Джон Бриггс поднялся из кресла и сделал несколько шагов по комнате.
– Хорошо, – решительно сказал он. – Я напишу Марине Резник, чтобы она сделала все, что скажет ей Викинг. Во имя нашей негасимой любви!
– Вы циник, Джонни, – бесстрастно произнес Стив Фергюссон.
III
Из окна кабинета виднелся добрый кусок Невы, и генерал Третьяков невольно залюбовался золотыми красками, которыми полуденное солнце расцветило широкую полосу реки.
Вот уже вторую неделю ленинградцев радовала чудесная солнечная погода. У Петропавловской крепости, где ярые любители позагорать появляются уже в апреле, яблоку негде было упасть. Все, кто имели возможность податься в Стрельну, Петергоф, Ораниенбаум, на Карельский перешеек, были уже там. Ездили загорать даже после работы, хотя какой уж там ультрафиолет в столь поздние часы.
Лев Михайлович заставил себя отвернуться от окна.
– А что у нас на границе, Николай Иванович? – спросил он у Колмакова, который с группой других сотрудников присутствовал на совещании. – Солнце и там светит?
– Светит, товарищ генерал, – ответил майор. – Беседовал я с Логиновым…
– За ухой небось, – улыбнулся генерал.
– И за ухой тоже… Тихо пока на участке Кронборгского отряда. Только некая напряженность как бы разлита в воздухе.
– По-моему, подобная напряженность – естественное состояние на границе, – заметил Митрошенко.
– Так-то оно так, Анатолий Станиславович, но тут еще примешивается нечто, – сказал Колмаков. – Даже я, случайный гость там, грибник, можно сказать, на отгуле, почувствовал…
– Что именно, товарищ майор? – заинтересовался Третьяков.
– Будто перед атакой… Такое вот состояние.
– Ну, а факты какие имеются? – не унимался Митрошенко.
– Случаев нарушений или даже намеков на них не зарегистрировано…

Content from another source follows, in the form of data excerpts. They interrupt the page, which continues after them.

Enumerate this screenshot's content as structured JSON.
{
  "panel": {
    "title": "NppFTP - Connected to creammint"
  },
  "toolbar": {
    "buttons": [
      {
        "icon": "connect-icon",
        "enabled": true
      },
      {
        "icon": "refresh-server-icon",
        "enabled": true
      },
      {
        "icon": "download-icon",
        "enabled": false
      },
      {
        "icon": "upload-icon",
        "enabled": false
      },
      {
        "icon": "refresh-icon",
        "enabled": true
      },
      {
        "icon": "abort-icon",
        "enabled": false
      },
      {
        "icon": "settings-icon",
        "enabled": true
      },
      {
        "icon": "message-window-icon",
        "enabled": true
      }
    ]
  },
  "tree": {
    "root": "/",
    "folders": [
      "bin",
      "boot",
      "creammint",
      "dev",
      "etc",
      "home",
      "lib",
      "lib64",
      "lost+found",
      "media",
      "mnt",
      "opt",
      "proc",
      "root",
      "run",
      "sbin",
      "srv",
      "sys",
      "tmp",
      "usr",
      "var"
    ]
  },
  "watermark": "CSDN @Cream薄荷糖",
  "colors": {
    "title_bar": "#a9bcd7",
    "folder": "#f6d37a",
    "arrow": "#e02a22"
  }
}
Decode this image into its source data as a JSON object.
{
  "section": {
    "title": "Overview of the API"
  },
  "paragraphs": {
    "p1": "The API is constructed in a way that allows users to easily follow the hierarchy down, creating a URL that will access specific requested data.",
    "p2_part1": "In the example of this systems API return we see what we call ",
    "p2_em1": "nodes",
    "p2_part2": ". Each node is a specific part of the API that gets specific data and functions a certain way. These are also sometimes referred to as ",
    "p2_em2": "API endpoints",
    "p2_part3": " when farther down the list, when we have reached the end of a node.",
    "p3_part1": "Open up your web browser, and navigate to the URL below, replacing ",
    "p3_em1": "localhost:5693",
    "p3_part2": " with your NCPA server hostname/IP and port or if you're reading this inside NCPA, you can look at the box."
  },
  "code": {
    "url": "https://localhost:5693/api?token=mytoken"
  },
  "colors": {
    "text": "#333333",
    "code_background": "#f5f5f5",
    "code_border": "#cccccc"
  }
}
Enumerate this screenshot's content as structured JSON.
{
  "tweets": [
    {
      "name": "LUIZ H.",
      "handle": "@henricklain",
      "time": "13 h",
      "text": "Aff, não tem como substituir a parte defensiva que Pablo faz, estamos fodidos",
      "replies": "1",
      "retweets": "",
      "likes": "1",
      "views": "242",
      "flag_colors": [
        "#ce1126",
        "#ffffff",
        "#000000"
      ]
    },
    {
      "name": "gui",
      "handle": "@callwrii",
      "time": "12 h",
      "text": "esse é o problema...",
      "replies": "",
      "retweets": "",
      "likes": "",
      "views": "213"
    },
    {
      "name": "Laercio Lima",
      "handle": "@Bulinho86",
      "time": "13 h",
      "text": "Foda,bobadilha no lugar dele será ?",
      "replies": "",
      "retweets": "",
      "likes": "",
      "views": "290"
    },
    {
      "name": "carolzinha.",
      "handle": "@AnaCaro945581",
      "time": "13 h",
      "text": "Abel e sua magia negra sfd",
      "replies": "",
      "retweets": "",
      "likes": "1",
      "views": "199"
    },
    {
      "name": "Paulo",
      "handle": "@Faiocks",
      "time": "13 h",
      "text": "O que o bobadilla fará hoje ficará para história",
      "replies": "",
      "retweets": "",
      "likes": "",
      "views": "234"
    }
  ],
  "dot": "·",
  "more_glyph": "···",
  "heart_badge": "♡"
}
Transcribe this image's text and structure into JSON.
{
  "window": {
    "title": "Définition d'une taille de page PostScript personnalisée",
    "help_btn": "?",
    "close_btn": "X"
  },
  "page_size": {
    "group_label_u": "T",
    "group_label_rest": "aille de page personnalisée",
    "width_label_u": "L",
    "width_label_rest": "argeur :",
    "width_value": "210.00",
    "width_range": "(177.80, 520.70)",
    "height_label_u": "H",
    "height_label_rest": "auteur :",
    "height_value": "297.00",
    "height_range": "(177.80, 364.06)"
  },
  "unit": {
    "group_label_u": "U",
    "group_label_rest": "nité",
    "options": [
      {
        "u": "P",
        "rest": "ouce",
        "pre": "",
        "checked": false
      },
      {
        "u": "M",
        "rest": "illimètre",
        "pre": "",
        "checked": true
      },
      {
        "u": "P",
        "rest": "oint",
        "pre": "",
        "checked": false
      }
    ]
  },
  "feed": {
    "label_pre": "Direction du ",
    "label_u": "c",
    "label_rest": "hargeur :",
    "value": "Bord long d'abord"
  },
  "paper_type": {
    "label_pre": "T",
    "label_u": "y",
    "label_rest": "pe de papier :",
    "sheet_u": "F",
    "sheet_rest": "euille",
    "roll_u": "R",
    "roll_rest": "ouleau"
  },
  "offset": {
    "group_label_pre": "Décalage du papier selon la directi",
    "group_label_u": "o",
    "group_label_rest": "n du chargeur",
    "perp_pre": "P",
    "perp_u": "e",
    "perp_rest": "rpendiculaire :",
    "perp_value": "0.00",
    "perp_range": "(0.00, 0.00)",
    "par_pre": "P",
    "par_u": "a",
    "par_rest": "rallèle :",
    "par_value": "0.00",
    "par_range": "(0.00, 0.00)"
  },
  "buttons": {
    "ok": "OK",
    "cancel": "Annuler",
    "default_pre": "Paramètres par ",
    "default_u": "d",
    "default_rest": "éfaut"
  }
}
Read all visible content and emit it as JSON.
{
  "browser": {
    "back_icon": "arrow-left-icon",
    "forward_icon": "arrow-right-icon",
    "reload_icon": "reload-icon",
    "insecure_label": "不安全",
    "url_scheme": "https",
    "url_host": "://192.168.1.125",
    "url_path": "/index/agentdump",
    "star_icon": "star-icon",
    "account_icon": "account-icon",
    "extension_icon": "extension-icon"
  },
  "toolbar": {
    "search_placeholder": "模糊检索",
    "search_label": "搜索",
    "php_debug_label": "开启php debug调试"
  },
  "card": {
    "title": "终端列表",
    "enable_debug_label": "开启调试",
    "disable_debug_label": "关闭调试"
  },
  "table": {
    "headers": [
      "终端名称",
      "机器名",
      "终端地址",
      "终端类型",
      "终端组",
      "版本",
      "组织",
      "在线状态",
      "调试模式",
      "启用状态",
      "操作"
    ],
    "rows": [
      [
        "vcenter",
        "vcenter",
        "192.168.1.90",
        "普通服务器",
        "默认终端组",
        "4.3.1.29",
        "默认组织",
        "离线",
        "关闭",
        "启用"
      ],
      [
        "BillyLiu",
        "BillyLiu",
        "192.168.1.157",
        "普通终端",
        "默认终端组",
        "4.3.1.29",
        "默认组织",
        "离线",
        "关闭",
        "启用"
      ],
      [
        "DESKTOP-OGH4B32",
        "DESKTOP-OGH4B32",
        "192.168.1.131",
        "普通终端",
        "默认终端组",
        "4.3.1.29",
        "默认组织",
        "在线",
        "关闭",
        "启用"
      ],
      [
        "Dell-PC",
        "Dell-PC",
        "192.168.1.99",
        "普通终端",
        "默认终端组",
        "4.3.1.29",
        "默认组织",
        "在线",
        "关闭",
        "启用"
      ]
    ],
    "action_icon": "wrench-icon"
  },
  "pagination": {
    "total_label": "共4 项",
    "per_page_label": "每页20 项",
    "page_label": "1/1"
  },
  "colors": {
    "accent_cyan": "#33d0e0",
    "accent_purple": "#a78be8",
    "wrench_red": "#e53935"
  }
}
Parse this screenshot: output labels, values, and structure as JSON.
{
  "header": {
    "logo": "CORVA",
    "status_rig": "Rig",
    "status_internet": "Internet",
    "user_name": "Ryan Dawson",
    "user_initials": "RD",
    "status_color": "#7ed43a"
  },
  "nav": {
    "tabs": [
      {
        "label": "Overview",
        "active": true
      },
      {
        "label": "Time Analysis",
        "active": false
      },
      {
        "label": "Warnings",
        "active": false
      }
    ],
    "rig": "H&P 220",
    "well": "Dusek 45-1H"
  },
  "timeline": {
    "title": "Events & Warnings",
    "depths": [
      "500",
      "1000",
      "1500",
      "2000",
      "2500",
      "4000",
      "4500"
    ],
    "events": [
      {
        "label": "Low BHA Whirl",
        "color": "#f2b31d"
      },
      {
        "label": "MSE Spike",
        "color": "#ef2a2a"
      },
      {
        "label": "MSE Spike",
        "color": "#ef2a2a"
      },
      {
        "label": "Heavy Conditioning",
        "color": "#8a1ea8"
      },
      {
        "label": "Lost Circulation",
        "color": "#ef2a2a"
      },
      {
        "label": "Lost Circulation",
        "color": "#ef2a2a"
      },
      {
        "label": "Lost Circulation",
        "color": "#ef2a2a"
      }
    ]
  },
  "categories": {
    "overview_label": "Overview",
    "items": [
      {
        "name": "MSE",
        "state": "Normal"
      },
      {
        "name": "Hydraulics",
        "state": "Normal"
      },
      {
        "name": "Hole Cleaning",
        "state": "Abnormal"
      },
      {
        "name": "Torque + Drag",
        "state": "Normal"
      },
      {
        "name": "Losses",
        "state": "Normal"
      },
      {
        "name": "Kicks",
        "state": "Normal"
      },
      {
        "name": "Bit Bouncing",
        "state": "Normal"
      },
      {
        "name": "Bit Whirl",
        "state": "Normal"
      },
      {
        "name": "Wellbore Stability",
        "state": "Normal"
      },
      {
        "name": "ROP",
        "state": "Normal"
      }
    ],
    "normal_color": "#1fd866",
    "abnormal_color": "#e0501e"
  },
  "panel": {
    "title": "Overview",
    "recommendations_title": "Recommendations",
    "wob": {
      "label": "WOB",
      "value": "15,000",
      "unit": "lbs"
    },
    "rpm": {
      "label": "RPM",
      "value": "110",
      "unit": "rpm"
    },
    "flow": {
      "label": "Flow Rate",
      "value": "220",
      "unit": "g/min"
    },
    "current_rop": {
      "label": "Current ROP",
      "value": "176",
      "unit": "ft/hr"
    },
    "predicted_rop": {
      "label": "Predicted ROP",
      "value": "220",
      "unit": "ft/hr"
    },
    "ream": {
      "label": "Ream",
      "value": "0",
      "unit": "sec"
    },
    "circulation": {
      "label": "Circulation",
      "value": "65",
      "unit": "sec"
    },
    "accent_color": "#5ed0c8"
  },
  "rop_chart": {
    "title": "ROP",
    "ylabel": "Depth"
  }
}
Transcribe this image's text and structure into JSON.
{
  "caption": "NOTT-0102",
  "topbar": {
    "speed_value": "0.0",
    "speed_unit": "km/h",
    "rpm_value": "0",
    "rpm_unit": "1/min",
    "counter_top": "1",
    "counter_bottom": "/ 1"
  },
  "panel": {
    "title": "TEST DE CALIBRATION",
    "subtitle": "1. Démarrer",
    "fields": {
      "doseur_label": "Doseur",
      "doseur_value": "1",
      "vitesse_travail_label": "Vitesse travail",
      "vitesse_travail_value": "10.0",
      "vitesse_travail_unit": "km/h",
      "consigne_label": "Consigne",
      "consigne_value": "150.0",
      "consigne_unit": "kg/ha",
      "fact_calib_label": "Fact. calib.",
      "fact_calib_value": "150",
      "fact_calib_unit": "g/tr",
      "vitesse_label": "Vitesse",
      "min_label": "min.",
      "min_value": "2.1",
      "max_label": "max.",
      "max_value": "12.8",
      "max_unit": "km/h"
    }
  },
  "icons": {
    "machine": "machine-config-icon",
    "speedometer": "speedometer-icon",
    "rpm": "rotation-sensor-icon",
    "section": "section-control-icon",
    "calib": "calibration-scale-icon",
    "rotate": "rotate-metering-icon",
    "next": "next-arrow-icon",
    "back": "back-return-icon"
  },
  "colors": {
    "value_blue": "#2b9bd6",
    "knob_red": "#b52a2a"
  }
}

– И то хлеб, – вздохнул генерал. – Тут несколько вариантов. Самый простой – границу на Карельском перешейке оставили пока в покое. «Осьминогу» трудно протискивать там щупальца из-за лояльности наших соседей, которые не позволяют устраивать на общей нашей границе какие-либо фокусы. Вот они и сменили направление, пробуют на зуб морские рубежи, балтийское побережье, благо расположились прямо напротив… Опять же националистические перекосы, амбиции местных политиканов в прибалтийских республиках… Это для ЦРУ самая питательная среда.
Не исключено и другое. Нам дают понять, что Карельский регион их не интересует, перестал интересовать. Причина: заставить нас ломать головы над тем, в каком направлении нам готовится новая пакость. В любом случае это затишье перед бурей и надо ждать очередных каверз «Осьминога». Нам стало известно, что Ухгуилласун посетил заместитель директора ЦРУ. Его миссия была инспекционной. Несомненно, «Осьминог» получил инструкции. О них нам пока ничего не известно, но мы знаем, что руководители ЦРУ такого ранга сугубо в туристических целях резидентуры свои не посещают.
Из папки с грифом «только Л.М. Третьякову» генерал достал листок бумаги, положил перед собой и надел очки.
– Сообщение оттуда, – сказал Лев Михайлович, взял листок в руки. – Факт испытаний «Осьминогом» новой техники для переброски к нам лазутчиков.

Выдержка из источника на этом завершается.